You don’t have to be old or in pain to be suffering
spinal degeneration
A few years ago, we had a 65-year-old patient who had simply come to us too late.
A single X-ray told the whole sad story. Not only had his neck lost its natural backward curve (like a “C”), its fixed position was now a bend forward and up (like an “S”). As a result, many vertebrae in his neck were in an advanced state of arthritic degeneration.
He came to us desperate to do whatever it would take to correct the problem.
He wasn’t feeling pain anymore – he was on opioid pain medications that left him unable to feel much of anything. But the stress that his neck was putting on his spinal cord and nervous system had seriously impaired his mobility and core strength. He couldn’t risk more than a walk for fear his legs would give out. Even on stairs, he had to carefully step down backwards with a firm grip on the railing. A walker and then a wheelchair lay in his future.
The seeds of spinal degeneration are planted young
This of course wasn’t a problem that had started in his 60s.

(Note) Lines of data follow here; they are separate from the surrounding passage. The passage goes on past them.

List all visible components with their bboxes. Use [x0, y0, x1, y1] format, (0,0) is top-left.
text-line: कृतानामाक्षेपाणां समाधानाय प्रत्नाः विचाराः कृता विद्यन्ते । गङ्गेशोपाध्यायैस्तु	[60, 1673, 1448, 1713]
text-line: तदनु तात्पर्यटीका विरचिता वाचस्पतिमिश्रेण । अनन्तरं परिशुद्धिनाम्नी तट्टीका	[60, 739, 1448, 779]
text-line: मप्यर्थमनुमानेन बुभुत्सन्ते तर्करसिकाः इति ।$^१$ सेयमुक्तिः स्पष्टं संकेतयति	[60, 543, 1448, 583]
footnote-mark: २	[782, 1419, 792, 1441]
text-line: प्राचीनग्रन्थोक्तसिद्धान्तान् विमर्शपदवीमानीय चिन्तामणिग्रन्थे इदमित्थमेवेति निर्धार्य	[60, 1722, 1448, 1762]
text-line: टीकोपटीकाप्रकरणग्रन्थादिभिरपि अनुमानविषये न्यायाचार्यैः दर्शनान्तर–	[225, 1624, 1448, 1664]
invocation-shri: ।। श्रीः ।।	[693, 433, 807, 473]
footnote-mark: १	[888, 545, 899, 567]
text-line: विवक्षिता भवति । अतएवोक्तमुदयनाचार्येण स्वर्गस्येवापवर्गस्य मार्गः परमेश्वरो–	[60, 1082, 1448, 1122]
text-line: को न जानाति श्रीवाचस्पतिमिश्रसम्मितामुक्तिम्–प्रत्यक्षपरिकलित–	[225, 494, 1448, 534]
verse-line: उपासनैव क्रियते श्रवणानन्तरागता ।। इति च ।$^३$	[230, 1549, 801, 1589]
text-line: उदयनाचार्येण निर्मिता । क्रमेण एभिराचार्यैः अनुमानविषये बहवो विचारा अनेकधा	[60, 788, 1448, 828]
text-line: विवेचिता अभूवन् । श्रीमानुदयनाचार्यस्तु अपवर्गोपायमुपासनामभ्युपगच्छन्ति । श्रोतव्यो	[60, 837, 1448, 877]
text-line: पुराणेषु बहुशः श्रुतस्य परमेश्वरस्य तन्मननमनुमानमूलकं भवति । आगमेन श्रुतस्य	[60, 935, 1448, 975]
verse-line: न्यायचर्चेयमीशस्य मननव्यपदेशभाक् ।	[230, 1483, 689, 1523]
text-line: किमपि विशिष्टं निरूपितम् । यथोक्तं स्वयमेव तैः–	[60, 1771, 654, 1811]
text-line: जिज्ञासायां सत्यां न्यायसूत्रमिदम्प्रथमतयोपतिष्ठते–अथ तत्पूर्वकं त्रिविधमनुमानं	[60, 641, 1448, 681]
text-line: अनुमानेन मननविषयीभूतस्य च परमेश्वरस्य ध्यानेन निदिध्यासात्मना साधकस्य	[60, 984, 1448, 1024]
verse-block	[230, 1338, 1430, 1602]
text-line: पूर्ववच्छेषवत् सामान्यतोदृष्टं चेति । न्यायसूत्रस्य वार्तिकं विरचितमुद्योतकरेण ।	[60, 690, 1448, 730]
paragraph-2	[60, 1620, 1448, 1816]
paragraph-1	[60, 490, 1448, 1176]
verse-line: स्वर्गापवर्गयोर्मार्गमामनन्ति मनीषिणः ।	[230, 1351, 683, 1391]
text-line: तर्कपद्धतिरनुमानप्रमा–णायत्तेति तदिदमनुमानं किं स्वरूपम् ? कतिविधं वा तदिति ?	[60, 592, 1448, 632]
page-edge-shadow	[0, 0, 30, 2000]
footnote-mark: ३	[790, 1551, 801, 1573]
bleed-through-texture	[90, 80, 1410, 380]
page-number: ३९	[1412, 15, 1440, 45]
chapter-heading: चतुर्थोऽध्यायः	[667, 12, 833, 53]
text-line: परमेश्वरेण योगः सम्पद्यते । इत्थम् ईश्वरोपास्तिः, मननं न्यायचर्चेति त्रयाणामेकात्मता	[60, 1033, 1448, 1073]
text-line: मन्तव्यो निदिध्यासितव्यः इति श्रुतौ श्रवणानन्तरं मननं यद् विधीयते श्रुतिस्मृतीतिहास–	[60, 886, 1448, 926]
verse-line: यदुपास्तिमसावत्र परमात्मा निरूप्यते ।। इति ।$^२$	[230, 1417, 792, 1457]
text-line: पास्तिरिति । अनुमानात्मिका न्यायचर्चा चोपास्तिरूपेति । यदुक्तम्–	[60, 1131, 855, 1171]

The seeds had been planted years, even decades, before. It all started with chronic neck pain, for which the common medical solution was an increasingly powerful painkiller.
But as much as he might have masked the pain with pills, the degeneration of his neck didn’t stop.
These kinds of stories make it easy for many of us to dismiss spinal degeneration as an older person’s affliction. But in our age of mobile technology and marathon gaming sessions hunched over a controller, the seeds are planted early.
In 2003, Dr. Francis Smith, a consultant radiologist and sports medicine physician at Woodland Hospital in Aberdeen, Scotland, conducted a study of the MRI scans from154 10-year-olds. Nine per cent were found to have signs of asymptomatic disc degeneration (bulging and tearing) – asymptomatic in that these kids displayed no symptoms, including no pain.
In a news article at the time, Dr. William Sanders, a neuroradiologist with William Beaumont Hospital in Royal Oak, Mich. said, “Without a significant history of trauma, or repeated trauma, like an Olympic athlete might have, you wouldn’t expect to see disc degeneration in that high a percentage of children.”
The mileage adds up fast
But what do kids do? They carry heavy backpacks (A warning to parents, with school now back in session!). They play rough sports. They spend a lot of time bent over iPods, tablets, and game controllers. For their spine, this can be death by a thousand cuts.
It only gets worse with age. Last year, another study found that, by the age of 20, 37 per cent of people have evidence of spinal degeneration with no symptoms – these two studies suggest that, between the ages of 10 and 20, the incidence rate quadruples among average teens.
If you wait until you feel pain and discomfort, some degree of damage that cannot be reversed may have already been done. Just like regular dentist visits for your teeth, your spine deserves preventative care.